Each MissionFactory would have a method bool availableIn(worldLocation). That method would check the surrounding of that location to see if everything is present that's needed to generate a mission of that type. This is also the method where you check if certain political conditions are met (like your war mission example which would require two nearby factions which are currently at war with each other).

So if the player is in a quest hub and you want to generate a bunch of missions to pick from, you first need to filter your list of mission factories to those which are available in this quest hub by calling availableIn(player.location) and append those which return true to a list of available mission factories. Then when you want to create 10 missions, you take 10 random picks from that list (duplicates permitted) and call missionFactory.generateMissionAt(worldLocation) on each of it.
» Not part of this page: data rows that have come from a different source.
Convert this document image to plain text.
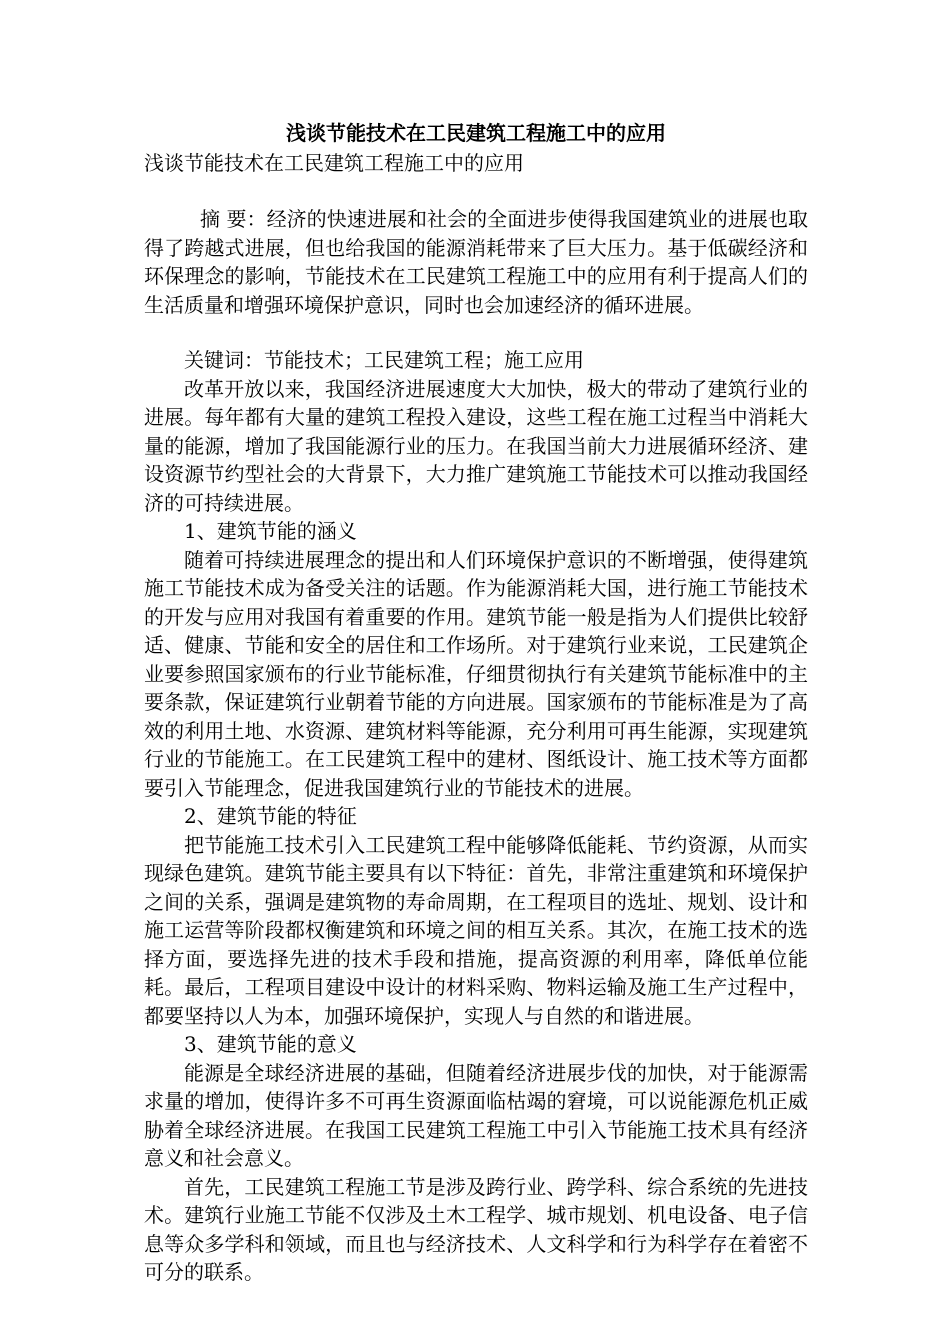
浅谈节能技术在工民建筑工程施工中的应用

浅谈节能技术在工民建筑工程施工中的应用

摘 要：经济的快速进展和社会的全面进步使得我国建筑业的进展也取得了跨越式进展，但也给我国的能源消耗带来了巨大压力。基于低碳经济和环保理念的影响，节能技术在工民建筑工程施工中的应用有利于提高人们的生活质量和增强环境保护意识，同时也会加速经济的循环进展。

关键词：节能技术；工民建筑工程；施工应用

改革开放以来，我国经济进展速度大大加快，极大的带动了建筑行业的进展。每年都有大量的建筑工程投入建设，这些工程在施工过程当中消耗大量的能源，增加了我国能源行业的压力。在我国当前大力进展循环经济、建设资源节约型社会的大背景下，大力推广建筑施工节能技术可以推动我国经济的可持续进展。

1、建筑节能的涵义

随着可持续进展理念的提出和人们环境保护意识的不断增强，使得建筑施工节能技术成为备受关注的话题。作为能源消耗大国，进行施工节能技术的开发与应用对我国有着重要的作用。建筑节能一般是指为人们提供比较舒适、健康、节能和安全的居住和工作场所。对于建筑行业来说，工民建筑企业要参照国家颁布的行业节能标准，仔细贯彻执行有关建筑节能标准中的主要条款，保证建筑行业朝着节能的方向进展。国家颁布的节能标准是为了高效的利用土地、水资源、建筑材料等能源，充分利用可再生能源，实现建筑行业的节能施工。在工民建筑工程中的建材、图纸设计、施工技术等方面都要引入节能理念，促进我国建筑行业的节能技术的进展。

2、建筑节能的特征

把节能施工技术引入工民建筑工程中能够降低能耗、节约资源，从而实现绿色建筑。建筑节能主要具有以下特征：首先，非常注重建筑和环境保护之间的关系，强调是建筑物的寿命周期，在工程项目的选址、规划、设计和施工运营等阶段都权衡建筑和环境之间的相互关系。其次，在施工技术的选择方面，要选择先进的技术手段和措施，提高资源的利用率，降低单位能耗。最后，工程项目建设中设计的材料采购、物料运输及施工生产过程中，都要坚持以人为本，加强环境保护，实现人与自然的和谐进展。

3、建筑节能的意义

能源是全球经济进展的基础，但随着经济进展步伐的加快，对于能源需求量的增加，使得许多不可再生资源面临枯竭的窘境，可以说能源危机正威胁着全球经济进展。在我国工民建筑工程施工中引入节能施工技术具有经济意义和社会意义。

首先，工民建筑工程施工节是涉及跨行业、跨学科、综合系统的先进技术。建筑行业施工节能不仅涉及土木工程学、城市规划、机电设备、电子信息等众多学科和领域，而且也与经济技术、人文科学和行为科学存在着密不可分的联系。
Optionally, you could use weighted randomness. availableIn could return not just a bool but a number which says how probable that mission is in this location. For example, "exterminate dangerous monster" might happen more often in rural areas while "assassinate political opponent" happens more often in urban areas, but each can still appear in the less likely location from time to time.

The generateFrom method of each mission factory would then generate a random mission consisting of random features in that world location.